All the three works are “concertos” of sorts (though not named as such) for solo instrument and chamber orchestra—this is their first common characteristic. The other is that some musical motifs and gestures recur throughout all three compositions. But what unites these works into a cycle happens more on the level of ideas. All three, in fact, refer to the Apocalypse of St John. In the first two cases, this link is emphasised by the titles borrowed from the Apocalypse.

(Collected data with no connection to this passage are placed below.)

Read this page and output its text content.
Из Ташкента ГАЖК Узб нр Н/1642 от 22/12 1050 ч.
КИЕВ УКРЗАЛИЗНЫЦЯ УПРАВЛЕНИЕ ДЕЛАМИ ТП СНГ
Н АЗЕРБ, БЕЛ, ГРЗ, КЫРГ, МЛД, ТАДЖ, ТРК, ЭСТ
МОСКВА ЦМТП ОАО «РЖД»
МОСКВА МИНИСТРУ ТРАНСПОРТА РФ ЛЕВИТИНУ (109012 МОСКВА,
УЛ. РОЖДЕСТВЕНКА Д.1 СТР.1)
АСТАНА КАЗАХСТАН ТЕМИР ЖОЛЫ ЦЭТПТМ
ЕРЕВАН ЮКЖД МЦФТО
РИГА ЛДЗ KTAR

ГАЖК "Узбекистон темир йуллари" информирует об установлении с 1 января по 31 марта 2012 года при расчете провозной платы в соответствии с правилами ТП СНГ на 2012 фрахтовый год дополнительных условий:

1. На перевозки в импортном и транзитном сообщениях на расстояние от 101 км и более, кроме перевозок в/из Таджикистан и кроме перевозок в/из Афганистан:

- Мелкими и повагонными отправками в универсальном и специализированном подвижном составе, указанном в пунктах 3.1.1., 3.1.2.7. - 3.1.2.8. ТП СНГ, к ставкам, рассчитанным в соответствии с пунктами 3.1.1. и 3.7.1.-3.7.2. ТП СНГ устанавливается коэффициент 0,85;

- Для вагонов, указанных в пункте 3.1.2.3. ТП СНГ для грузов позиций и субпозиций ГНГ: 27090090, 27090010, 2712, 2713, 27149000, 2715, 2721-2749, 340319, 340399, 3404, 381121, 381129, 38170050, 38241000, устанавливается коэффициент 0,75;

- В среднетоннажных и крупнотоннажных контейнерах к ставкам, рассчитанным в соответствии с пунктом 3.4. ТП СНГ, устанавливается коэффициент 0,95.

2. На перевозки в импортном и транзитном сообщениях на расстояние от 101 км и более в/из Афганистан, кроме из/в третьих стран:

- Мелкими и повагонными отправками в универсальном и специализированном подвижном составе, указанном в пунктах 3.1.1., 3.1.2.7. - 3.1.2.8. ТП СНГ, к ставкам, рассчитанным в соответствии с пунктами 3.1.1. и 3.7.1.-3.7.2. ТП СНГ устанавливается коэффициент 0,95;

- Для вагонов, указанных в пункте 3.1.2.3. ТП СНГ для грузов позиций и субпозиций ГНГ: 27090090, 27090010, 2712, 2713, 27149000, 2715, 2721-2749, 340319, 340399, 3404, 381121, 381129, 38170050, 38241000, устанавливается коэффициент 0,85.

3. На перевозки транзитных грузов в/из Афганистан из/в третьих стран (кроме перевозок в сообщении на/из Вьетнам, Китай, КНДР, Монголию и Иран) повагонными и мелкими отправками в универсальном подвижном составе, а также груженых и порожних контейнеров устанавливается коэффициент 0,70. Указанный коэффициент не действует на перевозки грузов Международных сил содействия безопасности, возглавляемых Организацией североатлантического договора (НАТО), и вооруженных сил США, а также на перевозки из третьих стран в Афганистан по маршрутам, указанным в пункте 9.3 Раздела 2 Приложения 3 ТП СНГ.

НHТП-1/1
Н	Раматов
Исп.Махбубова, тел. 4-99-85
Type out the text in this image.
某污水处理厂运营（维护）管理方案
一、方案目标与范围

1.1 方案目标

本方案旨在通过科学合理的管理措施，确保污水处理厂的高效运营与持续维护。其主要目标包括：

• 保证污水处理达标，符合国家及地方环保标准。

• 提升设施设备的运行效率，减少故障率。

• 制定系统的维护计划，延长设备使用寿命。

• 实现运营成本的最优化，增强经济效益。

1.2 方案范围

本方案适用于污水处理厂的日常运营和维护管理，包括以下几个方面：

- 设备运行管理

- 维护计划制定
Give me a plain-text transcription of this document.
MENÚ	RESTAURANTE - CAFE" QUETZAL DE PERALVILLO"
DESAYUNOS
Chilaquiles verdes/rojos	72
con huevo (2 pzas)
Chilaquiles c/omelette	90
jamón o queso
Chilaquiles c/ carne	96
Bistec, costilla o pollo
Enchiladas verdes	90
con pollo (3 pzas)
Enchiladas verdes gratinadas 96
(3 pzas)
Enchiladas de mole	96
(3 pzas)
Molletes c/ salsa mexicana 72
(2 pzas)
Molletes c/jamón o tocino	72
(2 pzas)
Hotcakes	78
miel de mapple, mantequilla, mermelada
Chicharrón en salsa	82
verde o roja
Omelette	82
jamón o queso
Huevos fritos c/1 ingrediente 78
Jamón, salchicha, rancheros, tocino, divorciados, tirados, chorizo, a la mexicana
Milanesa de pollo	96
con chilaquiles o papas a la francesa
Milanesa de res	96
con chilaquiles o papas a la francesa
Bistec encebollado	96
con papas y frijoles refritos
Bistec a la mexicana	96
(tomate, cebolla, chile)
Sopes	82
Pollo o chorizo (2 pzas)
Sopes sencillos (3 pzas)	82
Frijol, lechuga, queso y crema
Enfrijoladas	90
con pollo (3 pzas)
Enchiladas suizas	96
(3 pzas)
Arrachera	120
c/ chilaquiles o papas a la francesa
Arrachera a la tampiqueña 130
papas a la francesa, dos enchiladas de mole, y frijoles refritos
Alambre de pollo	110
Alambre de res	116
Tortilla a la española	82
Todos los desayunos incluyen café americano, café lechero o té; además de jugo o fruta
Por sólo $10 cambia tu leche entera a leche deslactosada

In the case of my new work, I have long struggled to find an appropriate title. While I knew from the beginning that the title should be a “continuation,” I later realised the music led me elsewhere. I was inspired by words found in a book by Joseph Ratzinger, Death and Eternal Life. In one passage, referring to Heidegger, the future Pope writes the following statement: “The ‘readiness to expect’ is itself transforming. The world is different, depending on whether it awakens to this readiness or refuses it. Readiness, in its turn, is different, depending on whether it waits before a void or goes forth to meet the One whom it encounters in his signs such that, precisely amid the ruin of its own possibilities, it becomes certain of its closeness.”